In a previous study, Ahmadi and Riazipour revealed that G. lucidum could improve macrophage function through cytokine and NO release (Ahmadi and Riazipour, 2007). Besides, several pharmacological studies have shown that G. lucidum can play an antitumor role through the regulation of the immune system (Boh et al., 2007). A finding suggested that the triterpenes of G. lucidum inhibited anti-lung cancer in vitro and in vivo via enhancement of immunomodulation and induction of cell apoptosis (Liang et al., 2013). Therefore, it can be predicted that GLS may affect the formation and phagocytic function of macrophages to exert the immunomodulatory effect.
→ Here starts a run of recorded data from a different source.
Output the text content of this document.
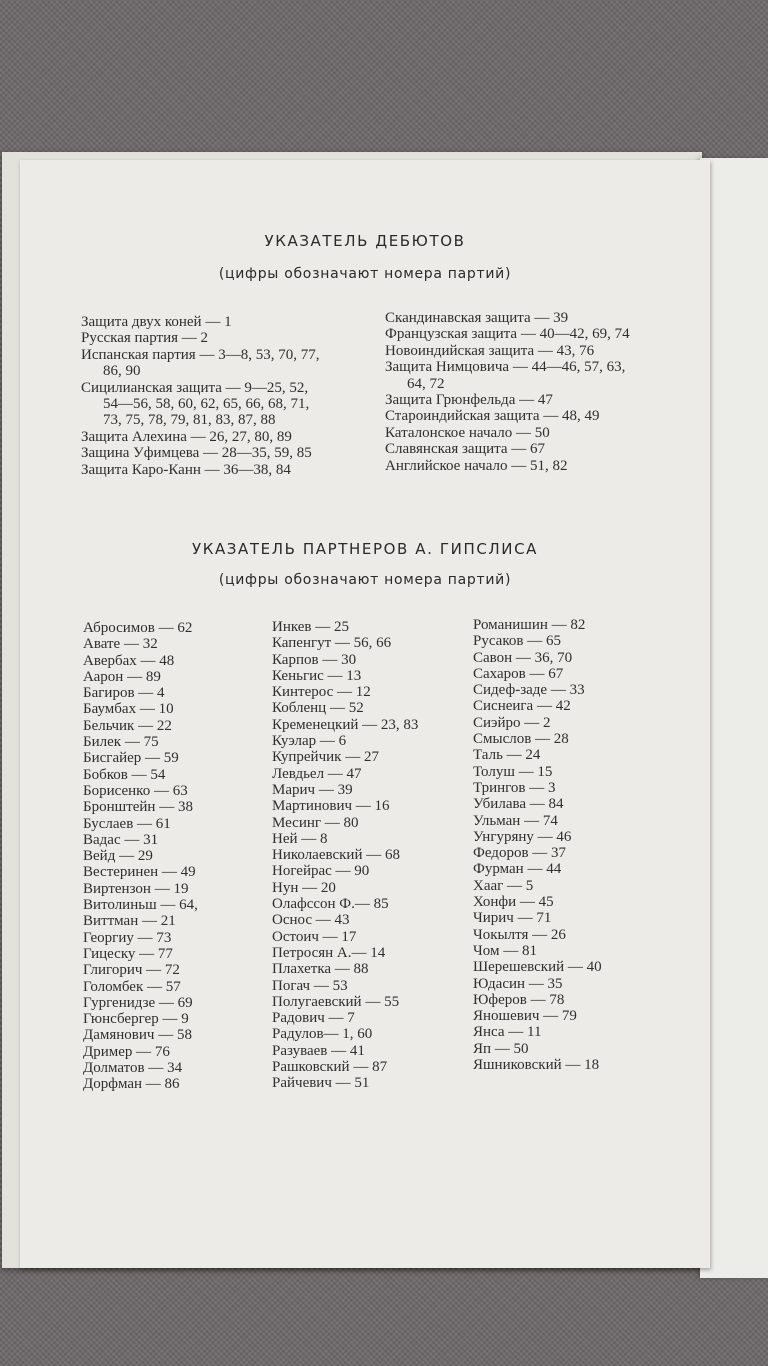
УКАЗАТЕЛЬ ДЕБЮТОВ
(цифры обозначают номера партий)
Защита двух коней — 1
Русская партия — 2
Испанская партия — 3—8, 53, 70, 77,
86, 90
Сицилианская защита — 9—25, 52,
54—56, 58, 60, 62, 65, 66, 68, 71,
73, 75, 78, 79, 81, 83, 87, 88
Защита Алехина — 26, 27, 80, 89
Защина Уфимцева — 28—35, 59, 85
Защита Каро-Канн — 36—38, 84
Скандинавская защита — 39
Французская защита — 40—42, 69, 74
Новоиндийская защита — 43, 76
Защита Нимцовича — 44—46, 57, 63,
64, 72
Защита Грюнфельда — 47
Староиндийская защита — 48, 49
Каталонское начало — 50
Славянская защита — 67
Английское начало — 51, 82
УКАЗАТЕЛЬ ПАРТНЕРОВ А. ГИПСЛИСА
(цифры обозначают номера партий)
Абросимов — 62
Авате — 32
Авербах — 48
Аарон — 89
Багиров — 4
Баумбах — 10
Бельчик — 22
Билек — 75
Бисгайер — 59
Бобков — 54
Борисенко — 63
Бронштейн — 38
Буслаев — 61
Вадас — 31
Вейд — 29
Вестеринен — 49
Виртензон — 19
Витолиньш — 64,
Виттман — 21
Георгиу — 73
Гицеску — 77
Глигорич — 72
Голомбек — 57
Гургенидзе — 69
Гюнсбергер — 9
Дамянович — 58
Дример — 76
Долматов — 34
Дорфман — 86
Инкев — 25
Капенгут — 56, 66
Карпов — 30
Кеньгис — 13
Кинтерос — 12
Кобленц — 52
Кременецкий — 23, 83
Куэлар — 6
Купрейчик — 27
Левдьел — 47
Марич — 39
Мартинович — 16
Месинг — 80
Ней — 8
Николаевский — 68
Ногейрас — 90
Нун — 20
Олафссон Ф.— 85
Оснос — 43
Остоич — 17
Петросян А.— 14
Плахетка — 88
Погач — 53
Полугаевский — 55
Радович — 7
Радулов— 1, 60
Разуваев — 41
Рашковский — 87
Райчевич — 51
Романишин — 82
Русаков — 65
Савон — 36, 70
Сахаров — 67
Сидеф-заде — 33
Сиснеига — 42
Сиэйро — 2
Смыслов — 28
Таль — 24
Толуш — 15
Трингов — 3
Убилава — 84
Ульман — 74
Унгуряну — 46
Федоров — 37
Фурман — 44
Хааг — 5
Хонфи — 45
Чирич — 71
Чокылтя — 26
Чом — 81
Шерешевский — 40
Юдасин — 35
Юферов — 78
Яношевич — 79
Янса — 11
Яп — 50
Яшниковский — 18
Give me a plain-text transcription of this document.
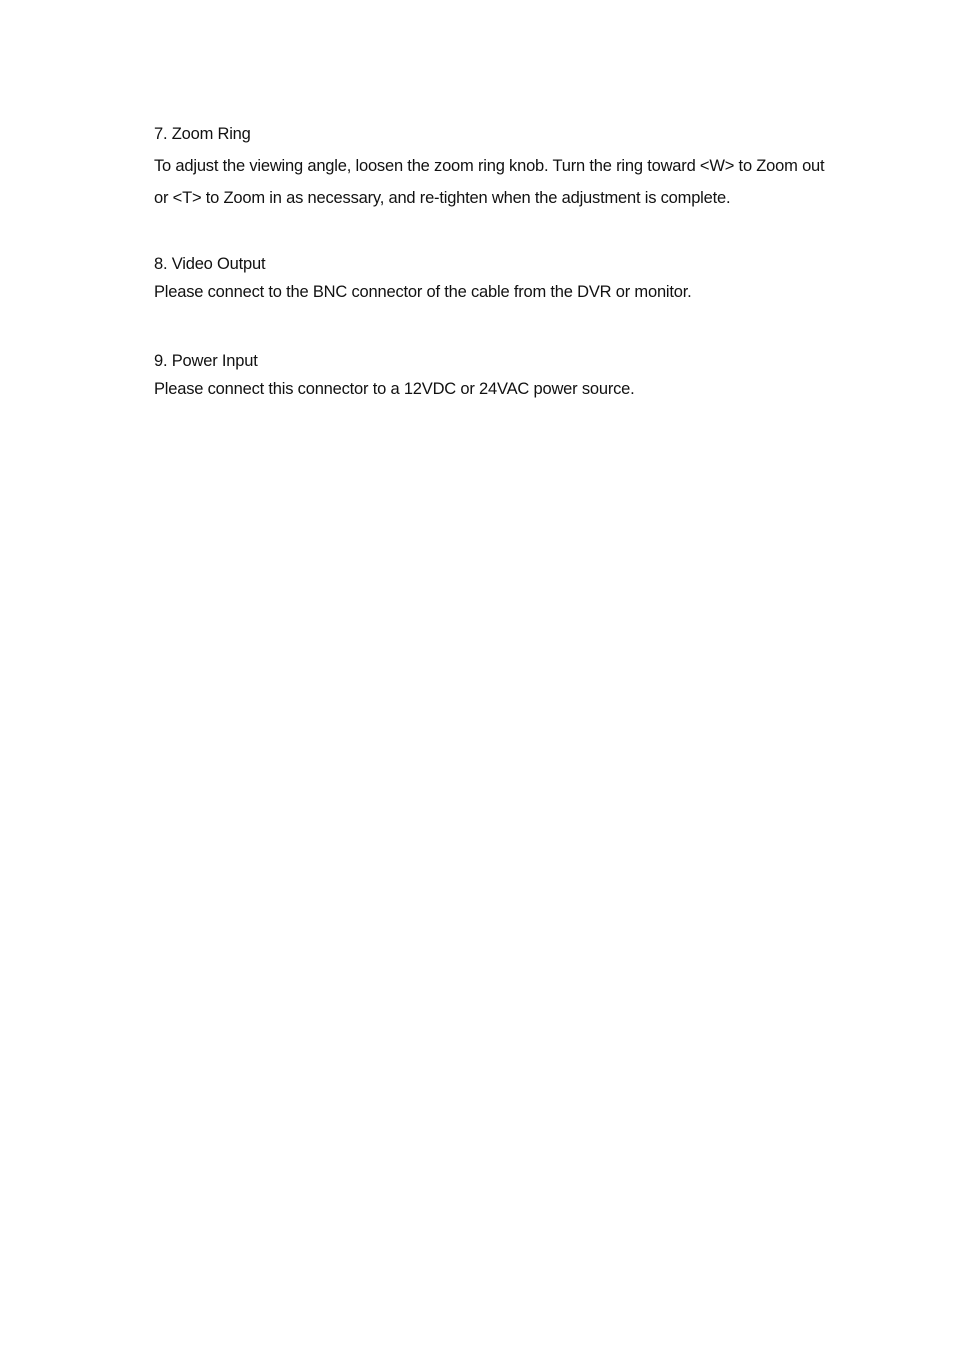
7. Zoom Ring

To adjust the viewing angle, loosen the zoom ring knob. Turn the ring toward <W> to Zoom out or <T> to Zoom in as necessary, and re-tighten when the adjustment is complete.

8. Video Output

Please connect to the BNC connector of the cable from the DVR or monitor.

9. Power Input

Please connect this connector to a 12VDC or 24VAC power source.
Among the compounds identified in G. lucidum, triterpenoids are most widely investigated. Besides the anticancer activities which have been reported by many studies, triterpenoids also showed good immunomodulatory effects. It has been reported that the triterpenoids extract from G. lucidum have anti-inflammatory and anti-proliferative effects, which are mediated through the inhibition of NF-κB and AP-1 signaling pathways in macrophages (Dudhgaonkar et al., 2009). As a major triterpene of GL and GLS, previous studies suggested that Ganoderic acid A played a role in immunomodulation through inhibiting the release of proinflammatory mediators like IL-1β, IL-6 and TNF-α (Chi et al., 2018). A study also suggested that Ganoderic acid A-treatment not only enhanced cell-mediated immune responses, but also potentiated antitumor immune responses by activating IFN-γ producing CD8+ T cells (Radwan et al., 2015). Liu et al. found that ganoderic acid C1 had an effect on immune system and significantly suppressed murine macrophage TNF-α production, which was associated with suppression of NF-κB (Liu et al., 2015). These studies gave possible direction of our further mechanism study.

Conclusion

This work demonstrates the feasibility of mass spectrometry molecular networking coupled with zebrafish-based bioassays and chemometrics for active constituent identification of complex herbal medicine. An efficient MS data processing method integrating molecular networking and targeted LC-MS analysis was established to comprehensively profile GLS, leading to the characterization of 109 constituents. Immunomodulatory activities of different GLS samples were evaluated by zebrafish models of neutrophil or macrophage deficiency, in which RGLS showed better therapeutic effects than BGLS. Moreover, a three-dimensional activity index approach based on PLSR was developed to identify active constituents in GLS that were effective on all the three bioassays, which included 20-hydroxylganoderic acid G, elfvingic acid A, elfvingic C, and etc. Future works are needed to validate the pharmacological effects of these compounds using purified substances on various in vivo assays. Also possible for further work is employing ions in the molecular network rather than identified peaks for correlation analysis, to explore the potential relationship between bioactivities and certain ions/structures.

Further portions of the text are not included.